This blog answers common questions that people ask about tax audits.
1. What is a tax audit?
A tax audit is an examination of a taxpayer’s financial records and tax returns by the GRA to ensure that the taxpayer has accurately reported their income, deductions, and credits and complied with tax laws and regulations.
2. Why is my company chosen for a tax audit?
A tax audit can be triggered by taxpayer related red flags or GRA’s policies.
Some taxpayer related red flags are:
- Late or non-filing of tax returns, regular payment of penalties and interest.
- Consistently reporting of losses for over 3 years.
- Applying for a tax refund—GRA will conduct an audit to confirm the validity of the claim.
- Notifying of winding up or suspension of business operations.
- Unusual Income: If your reported income is significantly higher or lower than what is typical for your profession or industry, it may raise a red flag for the GRA.
- Past Audits: If they audited you in the past and there were issues with your returns, the GRA is more likely to audit you again in the future.
- Information mismatch – if the information on your tax return does not match the information provided by third parties, such as your employer or financial institutions, it may trigger an audit.
GRA policy considerations
- Random Selection – The GRA may randomly select taxpayers for an audit as part of their enforcement strategy.
- GRA policy—GRA has a policy of auditing entities every 3 years.
- Industry-specific issues – industries with a history of noncompliance or tax evasion, or are emerging e.g., e-commerce.
3. I am informed of an audit, what should I do?
Inform your tax consultant immediately you receive a notification of a tax audit, so you will jointly agree venue, date, and time for the audit.
If you don’t have a tax consultant, confirm the scope and date of the audit with the tax auditor. Ensure you have sufficient time to prepare.
4. Can I ask for time to prepare for the tax audit?
Yes, you can ask for time to prepare if the notice is short or inconvenient.
5. How many years does the audit cover
A maximum of 6 years, but if the tax auditors find fraud, willful default, or serious omissions in your tax returns for any year, the audit may go beyond the 6 years.
6. What documents are required for the tax audit?

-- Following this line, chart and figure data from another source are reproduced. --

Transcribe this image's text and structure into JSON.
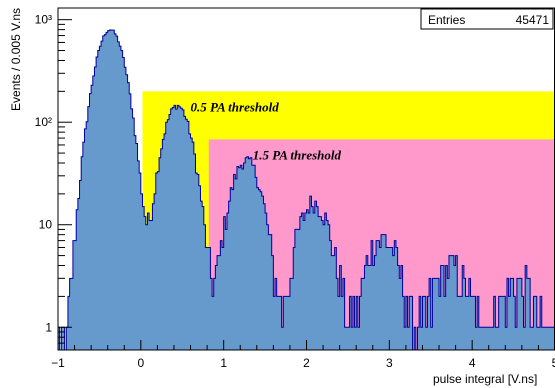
{
  "chart_data": {
    "type": "area",
    "x_axis": {
      "label": "pulse integral [V.ns]",
      "range": [
        -1,
        5
      ],
      "ticks": [
        {
          "value": -1,
          "label": "−1"
        },
        {
          "value": 0,
          "label": "0"
        },
        {
          "value": 1,
          "label": "1"
        },
        {
          "value": 2,
          "label": "2"
        },
        {
          "value": 3,
          "label": "3"
        },
        {
          "value": 4,
          "label": "4"
        },
        {
          "value": 5,
          "label": "5"
        }
      ]
    },
    "y_axis": {
      "label": "Events / 0.005 V.ns",
      "scale": "log",
      "range": [
        0.6,
        1300
      ],
      "ticks": [
        {
          "value": 1,
          "label": "1"
        },
        {
          "value": 10,
          "label": "10"
        },
        {
          "value": 100,
          "label": "10²"
        },
        {
          "value": 1000,
          "label": "10³"
        }
      ]
    },
    "stats_box": {
      "label": "Entries",
      "value": "45471"
    },
    "thresholds": [
      {
        "label": "0.5 PA threshold",
        "x": 0.02,
        "level": 200,
        "color": "#ffff00"
      },
      {
        "label": "1.5 PA threshold",
        "x": 0.82,
        "level": 68,
        "color": "#ff99cc"
      }
    ],
    "peaks": [
      {
        "center": -0.37,
        "height": 800,
        "sigma": 0.14
      },
      {
        "center": 0.44,
        "height": 145,
        "sigma": 0.14
      },
      {
        "center": 1.27,
        "height": 42,
        "sigma": 0.15
      },
      {
        "center": 2.09,
        "height": 16,
        "sigma": 0.16
      },
      {
        "center": 2.92,
        "height": 7,
        "sigma": 0.17
      },
      {
        "center": 3.74,
        "height": 3.5,
        "sigma": 0.18
      },
      {
        "center": 4.56,
        "height": 2.2,
        "sigma": 0.2
      }
    ],
    "colors": {
      "fill": "#6699cc",
      "line": "#000099"
    }
  }
}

The crucial documents required for the audit are:
The auditor may request additional information and documents during the audit.
When you get a document request, check that you can produce them before the audit. Then assign your team to gather the documents and data.

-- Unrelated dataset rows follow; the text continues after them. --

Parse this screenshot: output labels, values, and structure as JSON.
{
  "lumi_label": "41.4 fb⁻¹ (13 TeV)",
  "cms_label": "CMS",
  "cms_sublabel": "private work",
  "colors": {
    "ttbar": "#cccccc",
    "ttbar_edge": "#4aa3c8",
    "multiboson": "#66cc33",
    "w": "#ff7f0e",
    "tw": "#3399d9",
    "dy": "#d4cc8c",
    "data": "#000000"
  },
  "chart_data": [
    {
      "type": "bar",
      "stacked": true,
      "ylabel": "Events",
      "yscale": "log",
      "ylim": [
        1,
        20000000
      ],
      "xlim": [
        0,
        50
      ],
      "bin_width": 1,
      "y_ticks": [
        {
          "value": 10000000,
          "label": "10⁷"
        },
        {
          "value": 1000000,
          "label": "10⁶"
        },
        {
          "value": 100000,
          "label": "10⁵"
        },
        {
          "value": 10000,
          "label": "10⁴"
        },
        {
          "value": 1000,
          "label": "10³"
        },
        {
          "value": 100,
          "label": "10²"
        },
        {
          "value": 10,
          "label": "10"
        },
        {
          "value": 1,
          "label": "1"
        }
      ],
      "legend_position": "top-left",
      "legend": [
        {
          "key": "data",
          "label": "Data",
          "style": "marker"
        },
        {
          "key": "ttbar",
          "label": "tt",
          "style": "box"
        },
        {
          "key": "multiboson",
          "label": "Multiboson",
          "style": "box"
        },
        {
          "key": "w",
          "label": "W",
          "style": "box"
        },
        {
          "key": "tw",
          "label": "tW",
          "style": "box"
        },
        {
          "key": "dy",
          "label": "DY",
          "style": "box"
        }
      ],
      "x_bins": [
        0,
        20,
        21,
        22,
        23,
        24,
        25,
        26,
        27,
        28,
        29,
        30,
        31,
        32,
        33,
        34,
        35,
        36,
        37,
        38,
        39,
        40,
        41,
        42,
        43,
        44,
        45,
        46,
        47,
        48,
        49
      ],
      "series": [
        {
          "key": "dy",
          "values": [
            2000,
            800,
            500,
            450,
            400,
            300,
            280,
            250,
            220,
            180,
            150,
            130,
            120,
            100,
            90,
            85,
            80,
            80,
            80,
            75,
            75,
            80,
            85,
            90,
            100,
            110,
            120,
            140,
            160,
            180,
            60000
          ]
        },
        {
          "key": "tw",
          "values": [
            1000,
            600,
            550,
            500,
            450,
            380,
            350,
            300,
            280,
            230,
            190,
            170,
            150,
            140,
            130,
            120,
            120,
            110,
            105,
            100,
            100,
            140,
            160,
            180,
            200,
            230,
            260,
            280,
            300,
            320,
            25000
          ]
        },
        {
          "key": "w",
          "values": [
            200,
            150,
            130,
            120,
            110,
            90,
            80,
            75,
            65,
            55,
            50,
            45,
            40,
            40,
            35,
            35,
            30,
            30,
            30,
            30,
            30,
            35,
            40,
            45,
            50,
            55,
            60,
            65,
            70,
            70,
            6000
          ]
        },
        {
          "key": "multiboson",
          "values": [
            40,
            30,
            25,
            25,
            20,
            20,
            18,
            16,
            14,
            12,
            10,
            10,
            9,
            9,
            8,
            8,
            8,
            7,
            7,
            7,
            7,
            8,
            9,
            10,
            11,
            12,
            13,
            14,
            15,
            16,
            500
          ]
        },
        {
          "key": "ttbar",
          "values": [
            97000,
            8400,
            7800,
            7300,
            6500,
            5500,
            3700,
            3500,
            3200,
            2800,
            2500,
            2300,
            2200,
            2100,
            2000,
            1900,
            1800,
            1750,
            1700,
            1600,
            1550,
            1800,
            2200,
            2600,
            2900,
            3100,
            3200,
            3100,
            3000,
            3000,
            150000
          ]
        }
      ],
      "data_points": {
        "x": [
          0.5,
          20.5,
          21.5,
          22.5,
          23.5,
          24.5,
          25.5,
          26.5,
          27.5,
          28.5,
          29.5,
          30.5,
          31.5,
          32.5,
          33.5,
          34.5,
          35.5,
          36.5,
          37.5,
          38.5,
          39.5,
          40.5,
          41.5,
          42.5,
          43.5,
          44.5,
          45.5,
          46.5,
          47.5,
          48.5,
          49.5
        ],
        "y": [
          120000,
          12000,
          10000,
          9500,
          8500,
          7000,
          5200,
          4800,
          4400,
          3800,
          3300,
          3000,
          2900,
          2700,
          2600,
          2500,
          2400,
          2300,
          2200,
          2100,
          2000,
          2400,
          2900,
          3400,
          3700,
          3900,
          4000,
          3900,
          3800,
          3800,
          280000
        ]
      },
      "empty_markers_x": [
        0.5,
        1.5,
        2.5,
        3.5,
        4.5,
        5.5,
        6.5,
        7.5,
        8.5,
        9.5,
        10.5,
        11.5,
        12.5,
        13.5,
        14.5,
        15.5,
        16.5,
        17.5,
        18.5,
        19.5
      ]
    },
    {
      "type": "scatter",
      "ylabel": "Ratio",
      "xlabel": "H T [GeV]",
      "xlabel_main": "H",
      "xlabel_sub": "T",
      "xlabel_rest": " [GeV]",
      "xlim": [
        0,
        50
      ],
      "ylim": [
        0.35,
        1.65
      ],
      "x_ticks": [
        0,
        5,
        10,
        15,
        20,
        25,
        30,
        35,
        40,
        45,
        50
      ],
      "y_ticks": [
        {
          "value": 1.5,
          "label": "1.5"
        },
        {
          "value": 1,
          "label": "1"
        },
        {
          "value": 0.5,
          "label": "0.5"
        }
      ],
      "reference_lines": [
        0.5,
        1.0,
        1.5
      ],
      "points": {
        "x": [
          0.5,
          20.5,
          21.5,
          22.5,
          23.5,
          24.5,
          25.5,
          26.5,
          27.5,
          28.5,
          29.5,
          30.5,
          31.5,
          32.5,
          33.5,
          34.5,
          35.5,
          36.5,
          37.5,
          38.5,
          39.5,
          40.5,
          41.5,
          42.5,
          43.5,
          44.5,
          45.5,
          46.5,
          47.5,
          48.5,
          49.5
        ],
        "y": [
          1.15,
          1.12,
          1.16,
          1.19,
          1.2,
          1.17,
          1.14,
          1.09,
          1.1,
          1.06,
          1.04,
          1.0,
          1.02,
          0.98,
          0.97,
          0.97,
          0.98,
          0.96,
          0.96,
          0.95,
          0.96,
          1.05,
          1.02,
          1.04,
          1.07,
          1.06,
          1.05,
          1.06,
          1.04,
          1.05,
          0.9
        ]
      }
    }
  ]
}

7. What to do before you submit documents
- Check that you have all the documents requested.
- Review the documents and assess there are potential liabilities—penalties for late filings, possibilities of undeclared revenue, or overstatement of expenses for the period.
- If your review discloses gaps in your taxes, consider options for mitigating the gap.
- Submit the requested information after the introductory meeting.
8. What is the purpose of an introductory meeting with the GRA?
The introductory meeting enables you to:
- Provide GRA with key information, such as business background, operating model, and other relevant information about the management of the company.
- Understand the auditor’s approach to the audit and when they will finish the fieldwork.
- Get the contacts of the auditors.
- Get to know the auditors and get their contact details.
9. How long does the tax audit take?
Different issues affect how long a tax audit takes – the competence and approach of the tax auditors, how long it takes the auditee to provide information and respond to queries.
How long they take is not predictable, but it often takes longer than you would want. When GRA is auditing you, your concern should be to expedite the audit and avoid paying unnecessary taxes. Therefore, must plan for the tax audit.
10. Should I engage a tax consultant?
You can handle the audit without the help of a tax consultant. If your knowledge of the tax laws is not deep, you risk ending up with an assessment that you do not expect.
We strongly recommend that you engage or involve a tax consult from the inception of the audit. The tax consultant has the depth of tax knowledge and the experience of dealing with a tax audit. He could save you a lot of money and hassle.